More generally, while the piece was interesting, I despair of it changing the rhetoric on the health care debate. Frank Luntz has identified “rationing” as one of the buzzwords that the GOP has to use when arguing against the Democratic reform bills. A lot of someones need to get up and say that we already have rationing – it’s just imposed by people who view actually paying for health care as an easily reducible business expense.
Singer isn’t a “respected scholar.” In fact, he’s very DISrespected among many people, hewing to a radical agenda in the name of “philosophy.” His animal rights opinions make me cringe as someone who is a moderate believer in animal rights and who believes that folks like Singer turn off other moderates who might otherwise want to get involved and self-educated about the issue. Such people live their lives oblivious to how everyday choices they make affect the welfare of animals, meaning that, if I’m correct, Singer causes far more animal suffering in the world than he prevents.

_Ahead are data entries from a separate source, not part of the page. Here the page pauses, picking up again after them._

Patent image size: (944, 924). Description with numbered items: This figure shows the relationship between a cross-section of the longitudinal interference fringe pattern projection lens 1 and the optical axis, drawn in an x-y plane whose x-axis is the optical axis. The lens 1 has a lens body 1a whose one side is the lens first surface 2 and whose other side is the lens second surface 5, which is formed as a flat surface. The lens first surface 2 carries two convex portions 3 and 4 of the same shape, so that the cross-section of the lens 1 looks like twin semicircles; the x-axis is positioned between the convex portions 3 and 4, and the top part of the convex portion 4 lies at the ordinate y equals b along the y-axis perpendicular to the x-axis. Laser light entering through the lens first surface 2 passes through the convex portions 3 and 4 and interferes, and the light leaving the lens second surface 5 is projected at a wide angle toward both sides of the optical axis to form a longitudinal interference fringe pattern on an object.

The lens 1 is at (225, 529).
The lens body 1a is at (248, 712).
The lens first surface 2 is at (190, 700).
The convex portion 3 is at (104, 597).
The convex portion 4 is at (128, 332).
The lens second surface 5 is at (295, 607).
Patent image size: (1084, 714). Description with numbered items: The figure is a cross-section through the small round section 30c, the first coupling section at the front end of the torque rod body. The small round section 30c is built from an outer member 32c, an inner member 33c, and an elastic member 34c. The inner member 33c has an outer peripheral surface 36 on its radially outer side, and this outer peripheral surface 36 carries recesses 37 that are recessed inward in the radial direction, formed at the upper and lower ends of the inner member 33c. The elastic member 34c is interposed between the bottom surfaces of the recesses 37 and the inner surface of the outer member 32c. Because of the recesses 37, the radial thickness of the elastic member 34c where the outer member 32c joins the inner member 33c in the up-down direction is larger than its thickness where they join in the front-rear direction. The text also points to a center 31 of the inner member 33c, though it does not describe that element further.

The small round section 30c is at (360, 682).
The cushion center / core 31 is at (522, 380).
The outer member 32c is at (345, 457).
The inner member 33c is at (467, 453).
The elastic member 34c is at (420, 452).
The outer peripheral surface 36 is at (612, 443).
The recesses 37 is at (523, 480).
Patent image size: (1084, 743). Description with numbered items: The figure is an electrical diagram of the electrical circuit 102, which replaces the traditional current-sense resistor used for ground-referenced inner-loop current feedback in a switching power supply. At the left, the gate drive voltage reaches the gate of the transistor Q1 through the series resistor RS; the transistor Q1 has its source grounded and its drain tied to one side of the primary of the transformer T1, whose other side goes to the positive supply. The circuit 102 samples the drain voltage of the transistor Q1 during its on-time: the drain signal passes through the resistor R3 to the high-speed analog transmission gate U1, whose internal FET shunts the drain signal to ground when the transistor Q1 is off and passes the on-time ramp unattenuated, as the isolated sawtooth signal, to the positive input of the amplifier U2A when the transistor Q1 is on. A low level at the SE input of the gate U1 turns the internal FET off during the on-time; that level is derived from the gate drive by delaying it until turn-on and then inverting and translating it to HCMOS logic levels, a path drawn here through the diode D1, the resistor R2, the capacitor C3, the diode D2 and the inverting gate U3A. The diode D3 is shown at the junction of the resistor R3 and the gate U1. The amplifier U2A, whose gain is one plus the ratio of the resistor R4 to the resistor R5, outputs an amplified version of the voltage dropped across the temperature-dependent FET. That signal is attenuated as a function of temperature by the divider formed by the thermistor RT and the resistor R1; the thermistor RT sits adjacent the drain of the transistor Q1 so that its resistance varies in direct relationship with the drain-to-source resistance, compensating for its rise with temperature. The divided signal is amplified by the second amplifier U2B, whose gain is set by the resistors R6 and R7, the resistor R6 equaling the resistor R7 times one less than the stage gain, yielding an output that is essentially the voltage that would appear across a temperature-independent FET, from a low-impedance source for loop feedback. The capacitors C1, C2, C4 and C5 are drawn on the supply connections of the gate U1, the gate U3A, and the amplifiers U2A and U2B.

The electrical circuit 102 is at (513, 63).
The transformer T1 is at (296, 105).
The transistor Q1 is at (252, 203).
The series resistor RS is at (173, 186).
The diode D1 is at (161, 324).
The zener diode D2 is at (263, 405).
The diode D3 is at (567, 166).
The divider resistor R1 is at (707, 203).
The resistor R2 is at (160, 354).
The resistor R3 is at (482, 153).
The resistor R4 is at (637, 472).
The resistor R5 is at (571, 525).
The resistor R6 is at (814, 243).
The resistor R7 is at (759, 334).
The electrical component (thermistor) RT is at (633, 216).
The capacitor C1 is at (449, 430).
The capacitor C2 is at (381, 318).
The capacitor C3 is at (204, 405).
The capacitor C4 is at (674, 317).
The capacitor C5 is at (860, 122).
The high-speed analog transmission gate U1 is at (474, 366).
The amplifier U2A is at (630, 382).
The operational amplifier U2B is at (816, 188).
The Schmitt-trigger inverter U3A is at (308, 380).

Singer’s article is also ludicrous as it accepts his opponents’ premises rather than challenging the details. Just because government pays for some things doesn’t mean that health care the government denies payment for is totally unavailable. A grandmother on Medicare can get cosmetic surgery if she wants. Just because it isn’t on Medicare doesn’t mean she can’t get it. Rationing in America will not be about rationing medical care – this isn’t North Korea – but about rationing costs.
Anyway, once I got disgusted enough with the first part of the article I skimmed the rest, but it doesn’t surprise me in the least that Singer would use this most common of fallacies. It’s very easy to see why someone who didn’t have insurance might just happen to be someone more likely to have their car accident be fatal, independent of any effect of the insurance itself.